Таким же образом узнали мы еще,[109] что на Сахалине бежал от Хвостова алеут именем Яков; он долго у них содержался, напоследок умер в цинге.
Объявления его японцам много служили в нашу пользу, ибо он утверждал, что нападения на них русские суда делали без приказа их главного начальника, о чем, по его словам, слышал он от всех русских, бывших на тех судах. Ненависть же его к Хвостову была так велика, что, очернив сего офицера всеми пороками, просил он у японского чиновника в крепости ружья и позволения спрятаться на берегу, чтобы при выходе Хвостова из шлюпки убить его и тем отмстить за несправедливость, ему оказанную, которая состояла в том, что один раз он был пьян и Хвостов высек его за то кошками{181}.

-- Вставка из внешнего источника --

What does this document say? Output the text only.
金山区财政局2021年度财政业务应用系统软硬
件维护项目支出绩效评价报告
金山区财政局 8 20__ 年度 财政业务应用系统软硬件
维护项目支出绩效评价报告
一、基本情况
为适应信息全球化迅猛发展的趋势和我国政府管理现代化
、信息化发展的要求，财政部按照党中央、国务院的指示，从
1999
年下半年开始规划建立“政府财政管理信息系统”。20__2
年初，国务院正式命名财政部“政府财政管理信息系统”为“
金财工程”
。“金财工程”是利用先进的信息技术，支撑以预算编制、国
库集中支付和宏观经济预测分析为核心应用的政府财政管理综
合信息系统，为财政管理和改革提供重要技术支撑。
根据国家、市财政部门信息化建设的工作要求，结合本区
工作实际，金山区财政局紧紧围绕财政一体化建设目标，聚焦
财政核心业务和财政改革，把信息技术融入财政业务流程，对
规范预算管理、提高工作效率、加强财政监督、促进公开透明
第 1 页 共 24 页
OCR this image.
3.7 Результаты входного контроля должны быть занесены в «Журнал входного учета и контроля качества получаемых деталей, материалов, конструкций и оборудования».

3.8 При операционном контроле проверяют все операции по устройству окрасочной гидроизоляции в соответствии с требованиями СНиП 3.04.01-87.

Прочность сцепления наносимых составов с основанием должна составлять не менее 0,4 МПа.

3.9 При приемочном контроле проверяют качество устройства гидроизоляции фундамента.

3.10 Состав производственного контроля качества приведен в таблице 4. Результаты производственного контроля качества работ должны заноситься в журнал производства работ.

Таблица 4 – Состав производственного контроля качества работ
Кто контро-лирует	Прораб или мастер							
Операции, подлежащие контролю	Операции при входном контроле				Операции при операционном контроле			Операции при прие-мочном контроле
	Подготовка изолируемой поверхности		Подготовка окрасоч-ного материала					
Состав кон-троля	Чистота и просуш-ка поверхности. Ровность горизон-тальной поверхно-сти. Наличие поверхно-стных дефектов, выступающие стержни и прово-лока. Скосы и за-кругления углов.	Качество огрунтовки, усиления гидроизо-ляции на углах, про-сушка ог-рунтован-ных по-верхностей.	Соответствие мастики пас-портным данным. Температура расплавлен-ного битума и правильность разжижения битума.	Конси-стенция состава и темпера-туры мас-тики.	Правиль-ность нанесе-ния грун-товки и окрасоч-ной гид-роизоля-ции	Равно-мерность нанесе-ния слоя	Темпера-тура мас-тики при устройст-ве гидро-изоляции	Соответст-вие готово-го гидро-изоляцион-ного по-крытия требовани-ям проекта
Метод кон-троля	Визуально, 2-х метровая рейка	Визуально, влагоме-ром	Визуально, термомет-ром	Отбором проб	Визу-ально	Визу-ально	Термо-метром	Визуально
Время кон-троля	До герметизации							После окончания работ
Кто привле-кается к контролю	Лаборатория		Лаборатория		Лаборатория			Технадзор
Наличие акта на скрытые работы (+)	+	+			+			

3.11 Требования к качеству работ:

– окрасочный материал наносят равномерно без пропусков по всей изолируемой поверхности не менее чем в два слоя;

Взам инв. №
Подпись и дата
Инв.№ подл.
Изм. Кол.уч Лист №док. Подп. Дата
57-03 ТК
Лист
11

По мнению же Алексея, промышленных убили не курильцы, а японцы, ибо первые не смели бы сами собою этого сделать, а чтоб доказать справедливость своего мнения, рассказал он нам следующее происшествие. Японцы, продолжая несколько лет войну против курильцев, живущих в горах северной части Мацмая, не могли их покорить и решились вместо силы употребить хитрость и коварство, предложив им мир и дружбу. Курильцы согласились на это с большою радостью. Мир скоро был заключен, и стали его праздновать. Японцы для сего построили особый большой дом и, пригласив сорок курильских старшин с храбрейшими из их ратников, начали их потчевать и поить. Курильцы, по склонности к крепким напиткам, тотчас в гостях у новых своих друзей перепились, и японцы, притворяясь пьяными, мало-помалу все вышли. Тогда двери вдруг затворились, а открылись дыры в потолке и стенах, сквозь которые копьями всех гостей перебили, отрубили им головы, посолили и в кадках отправили в столицу, как трофеи, показывающие победу.
Что же мы должны были чувствовать, находясь у того самого народа, который мог сделать такое ужасное вероломство и варварство? Бедный Алексей, рассказав нам это, извинялся, что не сказывал прежде, для того чтоб не заставить нас печалиться, и что у него есть еще в памяти о японцах много кой-чего тому подобного, но он не хочет уже про то рассказывать, приметив, что и от первой повести мы сделались невеселы.
Между тем наступил и февраль, японский новый год, но о доме никто не упоминал. Мы думали, что японцы слишком запраздновались и им уже не до нас, почему и заключили, что в половине месяца[110] мы можем надеяться получить обещанную милость. Но ожидание наше не сбылось, а напротив того, мы находили себя в худшем положении перед прежним: в пишу нам стали давать одно пшено и по кусочку соленой рыбы.
Вместо перемещения в дом губернатор сделал нам два одолжения: позволил брать по две или по три из наших книг для чтения и велел, по требованию нашему, давать нам бритвы, если мы пожелаем бриться. Бороды у нас были уже довольно велики; сначала они делали нам некоторое беспокойство, но теперь, привыкнув к ним, я и Хлебников не хотели пользоваться таким снисхождением японцев, и более потому, что бриться надлежало в присутствии чиновника и нескольких человек караульных, которые строго наблюдали, чтобы кто-нибудь из нас не вздумал зарезаться бритвой.
Наконец, уже и переводчики не стали таить от нас, что дело наше в столице идет не очень хорошо.
Советуясь между собою о нашем положении, мы все были согласны, что нет никакой надежды получить освобождение от японцев; оставалось одно только средство – уйти.
На такое отчаянное предприятие Мур и двое из матросов[111] никак согласиться не хотели. Я и Хлебников употребляли все способы склонить их на это покушение; мы представляли и доказывали им возможность уйти из тюрьмы и у берега завладеть судном, а там пуститься, смотря по обстоятельствам, к Камчатке или к Татарскому берегу, как бог даст. Говорили, что гораздо лучше погибнуть в море, на той стихии, которой мы посвятили всю жизнь свою и где ежегодно погибает множество наших собратий, нежели вечно томиться в неволе и умереть в тюрьме. Впрочем, предприятие это хотя весьма опасно, но не вовсе было отчаянно или невозможно. Японские суда неоднократно одним волнением и ветрами были приносимы к нашим берегам, а если мы будем править к ним, то достигнем их скорее.